Staging Ambiente di prova: questa e una versione demo, nessun dato reale viene trattato.
Back to Elicitra

Legal hub

Elicitra legal terms and privacy notices

Minimum legal framework for opt-in pilots run by Eigensource S.L., VAT ES B55497267. This page covers respondent/interviewee consent and the SaaS/platform customer relationship. Contact: privacy@eigensource.com.

Current versions: 2026-06-11. Last updated: 11 June 2026.

This implementation is operational compliance text for pilots, not final legal advice. Counsel/DPO review is required before broader production rollout.

Respondent privacy notice and AI/call consent

When a respondent requests a call, browser call, or text chat, Elicitra processes contact details, campaign context, conversation transcript, recording metadata where recording is enabled, provider events, and model output needed to produce lead summaries and handoff notes. The respondent is told that the interaction is with an AI assistant.

Elicitra uses Telnyx for telephony/browser voice and OpenAI for language processing. Hosting, email, and notification providers may process service metadata. We do not use respondent data for credit approval, regulated decisions, official quotes, or binding offers.

Public respondent terms

Respondents must explicitly opt in before Elicitra contacts them or starts a browser call or chat. The service collects information for the named campaign and shares outputs with the platform customer that configured the campaign. A respondent may revoke consent or request access, deletion, or correction by writing to privacy@eigensource.com.

Scenario outputs are informational lead-intake materials only. They are not financial advice, loan approval, eligibility assessment, official rate calculation, vehicle availability confirmation, or binding commercial offer.

SaaS/platform customer terms

Platform customers and admins use Elicitra to configure campaigns, scenarios, fields, questions, follow-up policies, and respondent flows. They are responsible for having a valid legal basis for each campaign, for using accurate landing copy, and for avoiding regulated decisions or sensitive-data probing unless a separate reviewed basis exists.

Customers must keep account credentials confidential, respect cross-organization access boundaries, and use Elicitra only for opt-in callbacks or respondent-initiated sessions. Cold outbound marketing is outside this MVP scope.

Platform account privacy notice

Eigensource S.L. is controller for SaaS account data, authentication, organization membership, support, billing or billing preparation, product operations, security logs, and demo analytics. Account data may include name, email, organization, role, preferences, login metadata, support messages, and usage events.
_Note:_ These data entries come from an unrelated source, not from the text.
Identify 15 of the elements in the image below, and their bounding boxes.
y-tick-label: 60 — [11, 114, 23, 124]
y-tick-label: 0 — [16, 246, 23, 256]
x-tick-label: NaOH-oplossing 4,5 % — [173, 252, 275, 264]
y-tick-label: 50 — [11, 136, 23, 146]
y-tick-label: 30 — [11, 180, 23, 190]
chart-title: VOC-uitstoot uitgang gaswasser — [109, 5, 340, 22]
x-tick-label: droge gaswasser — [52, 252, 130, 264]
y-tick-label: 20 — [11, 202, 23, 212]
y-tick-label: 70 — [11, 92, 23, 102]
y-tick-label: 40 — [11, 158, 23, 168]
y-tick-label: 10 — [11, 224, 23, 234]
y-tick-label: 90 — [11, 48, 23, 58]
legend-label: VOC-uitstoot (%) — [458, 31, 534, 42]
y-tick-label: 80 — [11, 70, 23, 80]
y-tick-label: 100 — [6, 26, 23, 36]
Data Processing Addendum template

For customer campaign respondent data, the platform customer is the controller and Eigensource S.L. acts as processor. The DPA covers processing instructions, confidentiality, subprocessors, security measures, breach notification, assistance with data-subject requests, deletion/return at termination, and international transfer safeguards where applicable.

Subprocessors and vendors

Current core processors include Telnyx for telephony and AI voice infrastructure, OpenAI for language model processing, hosting/database infrastructure, transactional email, and notification services where enabled. The detailed vendor register is maintained in docs/legal/vendor-register.md.

Data retention

Raw data defaults to 90 days: transcripts, provider events, recording metadata, raw model output, and debug payloads. Business outputs default to 12 months: lead cards, handoff notes, scores, missing fields, contact fields, and campaign snapshots. After deletion or anonymization, only aggregate anonymous metrics should remain.